Aluminium, an energy intensive metal has been adversely impacted by downward spike in crude oil prices. Aluminium prices have been unable to move above US$2,000/ton during the past month, then breaching the psychological levels of US$1,900/ton during this week. Initially, market participants perceived that price levels below US$2000/ton could invite more production cuts. Conversely, global primary aluminium output is expanding rapidly as spot premiums still remain lucrative for the producers, offsetting the price decline. In addition, there has been no concrete production cutback by the Chinese producers, considering such low Aluminium prices. It seems that Chinese producers are still comfortable with their production margins at such price levels. On price front, Aluminium prices are expected to witness a downward trajectory in the short term, as bulls will remain dissuaded by expanding global supply and bearish energy prices.

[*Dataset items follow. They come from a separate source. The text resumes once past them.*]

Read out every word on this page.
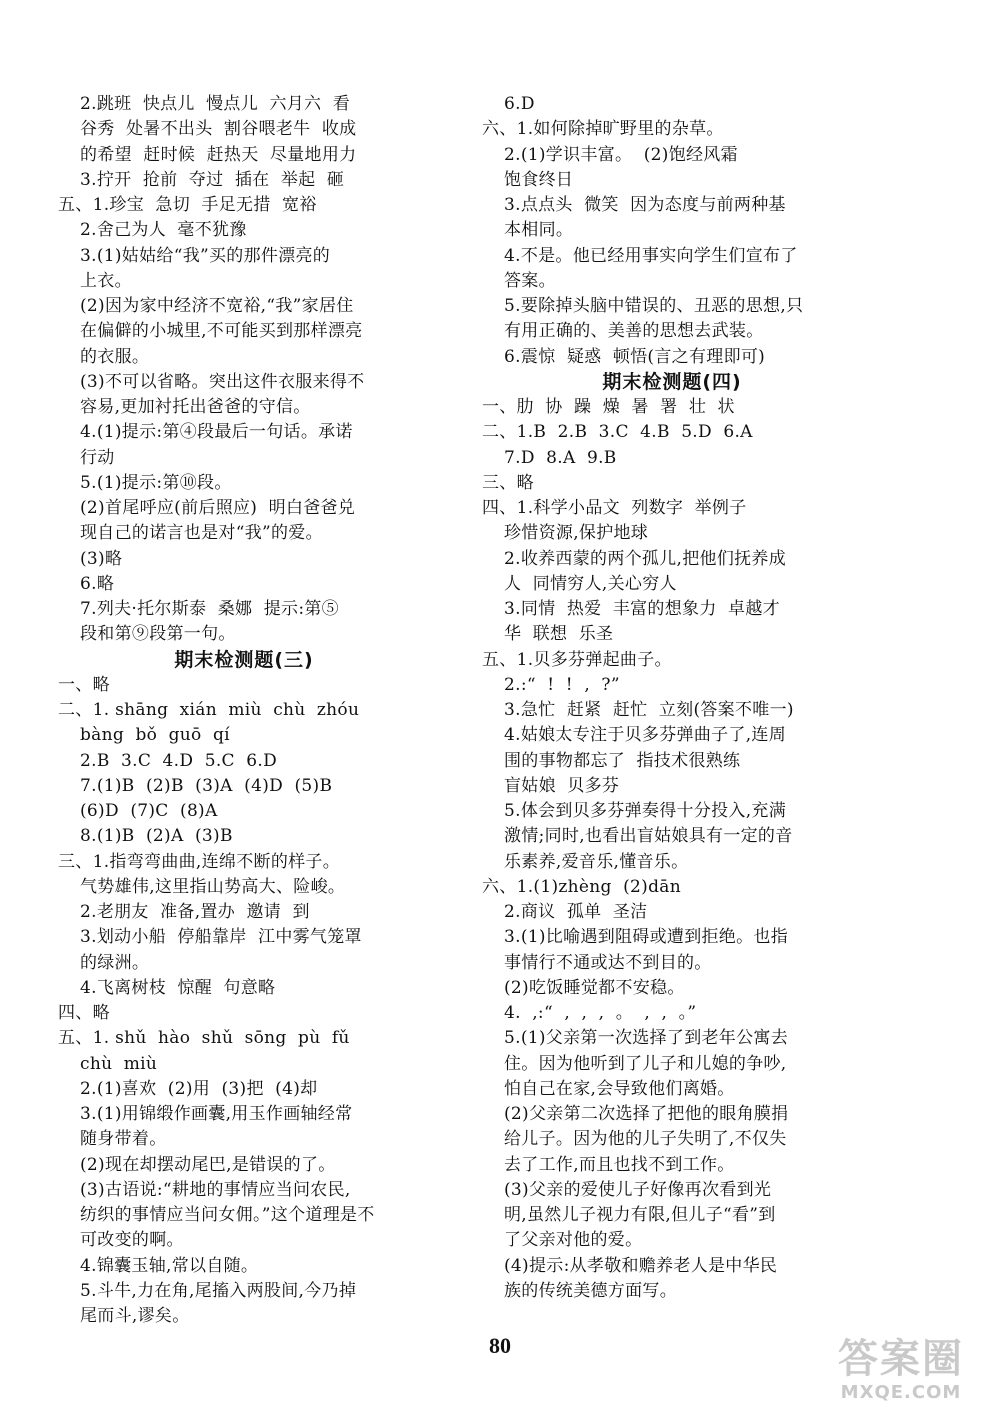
2.跳班  快点儿  慢点儿  六月六  看
谷秀  处暑不出头  割谷喂老牛  收成
的希望  赶时候  赶热天  尽量地用力
3.拧开  抢前  夺过  插在  举起  砸
五、1.珍宝  急切  手足无措  宽裕
2.舍己为人  毫不犹豫
3.(1)姑姑给“我”买的那件漂亮的
上衣。
(2)因为家中经济不宽裕,“我”家居住
在偏僻的小城里,不可能买到那样漂亮
的衣服。
(3)不可以省略。突出这件衣服来得不
容易,更加衬托出爸爸的守信。
4.(1)提示:第④段最后一句话。承诺
行动
5.(1)提示:第⑩段。
(2)首尾呼应(前后照应)  明白爸爸兑
现自己的诺言也是对“我”的爱。
(3)略
6.略
7.列夫·托尔斯泰  桑娜  提示:第⑤
段和第⑨段第一句。
期末检测题(三)
一、略
二、1. shāng  xián  miù  chù  zhóu
bàng  bǒ  guō  qí
2.B  3.C  4.D  5.C  6.D
7.(1)B  (2)B  (3)A  (4)D  (5)B
(6)D  (7)C  (8)A
8.(1)B  (2)A  (3)B
三、1.指弯弯曲曲,连绵不断的样子。
气势雄伟,这里指山势高大、险峻。
2.老朋友  准备,置办  邀请  到
3.划动小船  停船靠岸  江中雾气笼罩
的绿洲。
4.飞离树枝  惊醒  句意略
四、略
五、1. shǔ  hào  shǔ  sōng  pù  fǔ
chù  miù
2.(1)喜欢  (2)用  (3)把  (4)却
3.(1)用锦缎作画囊,用玉作画轴经常
随身带着。
(2)现在却摆动尾巴,是错误的了。
(3)古语说:“耕地的事情应当问农民,
纺织的事情应当问女佣。”这个道理是不
可改变的啊。
4.锦囊玉轴,常以自随。
5.斗牛,力在角,尾搐入两股间,今乃掉
尾而斗,谬矣。
6.D
六、1.如何除掉旷野里的杂草。
2.(1)学识丰富。  (2)饱经风霜
饱食终日
3.点点头  微笑  因为态度与前两种基
本相同。
4.不是。他已经用事实向学生们宣布了
答案。
5.要除掉头脑中错误的、丑恶的思想,只
有用正确的、美善的思想去武装。
6.震惊  疑惑  顿悟(言之有理即可)
期末检测题(四)
一、肋  协  躁  燥  暑  署  壮  状
二、1.B  2.B  3.C  4.B  5.D  6.A
7.D  8.A  9.B
三、略
四、1.科学小品文  列数字  举例子
珍惜资源,保护地球
2.收养西蒙的两个孤儿,把他们抚养成
人  同情穷人,关心穷人
3.同情  热爱  丰富的想象力  卓越才
华  联想  乐圣
五、1.贝多芬弹起曲子。
2.:“  !  !  ,  ?”
3.急忙  赶紧  赶忙  立刻(答案不唯一)
4.姑娘太专注于贝多芬弹曲子了,连周
围的事物都忘了  指技术很熟练
盲姑娘  贝多芬
5.体会到贝多芬弹奏得十分投入,充满
激情;同时,也看出盲姑娘具有一定的音
乐素养,爱音乐,懂音乐。
六、1.(1)zhèng  (2)dān
2.商议  孤单  圣洁
3.(1)比喻遇到阻碍或遭到拒绝。也指
事情行不通或达不到目的。
(2)吃饭睡觉都不安稳。
4.  ,:“  ,  ,  ,  。  ,  ,  。”
5.(1)父亲第一次选择了到老年公寓去
住。因为他听到了儿子和儿媳的争吵,
怕自己在家,会导致他们离婚。
(2)父亲第二次选择了把他的眼角膜捐
给儿子。因为他的儿子失明了,不仅失
去了工作,而且也找不到工作。
(3)父亲的爱使儿子好像再次看到光
明,虽然儿子视力有限,但儿子“看”到
了父亲对他的爱。
(4)提示:从孝敬和赡养老人是中华民
族的传统美德方面写。
80	答案圈
MXQE.COM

LME Aluminium – breach of key trendline support would invite further weakness
MCX Aluminium – H-S pattern breakdown could pave way for further weakness
Source: Metastock, India Infoline Research
Ever since the break below the psychological US$2,000/ton mark, LME aluminium prices have found it difficult to gain foothold amid fluctuating crude oil prices. Last week’s breakdown below the crucial support of US$1,950/ton which also coincides with the 161.8% Fibonacci level has validated the long term trend line breakdown and calls for further weakness to follow. Potential downside target is seen at US$1,700-1,780/ton, while US$2,000-2,075/ton acts as a stiff barrier from the medium to long term view point.
In MCX, aluminium prices have been finding strong resistance around Rs112/kg and are currently in the verge of breaking Rs105/kg, which would initiate a complex head and shoulder pattern on weekly charts. Initial target for this pattern is identified close to Rs100/kg which I also the 6.58% Fibonacci level, while potential do exists for a test of Rs96.5/kg as well.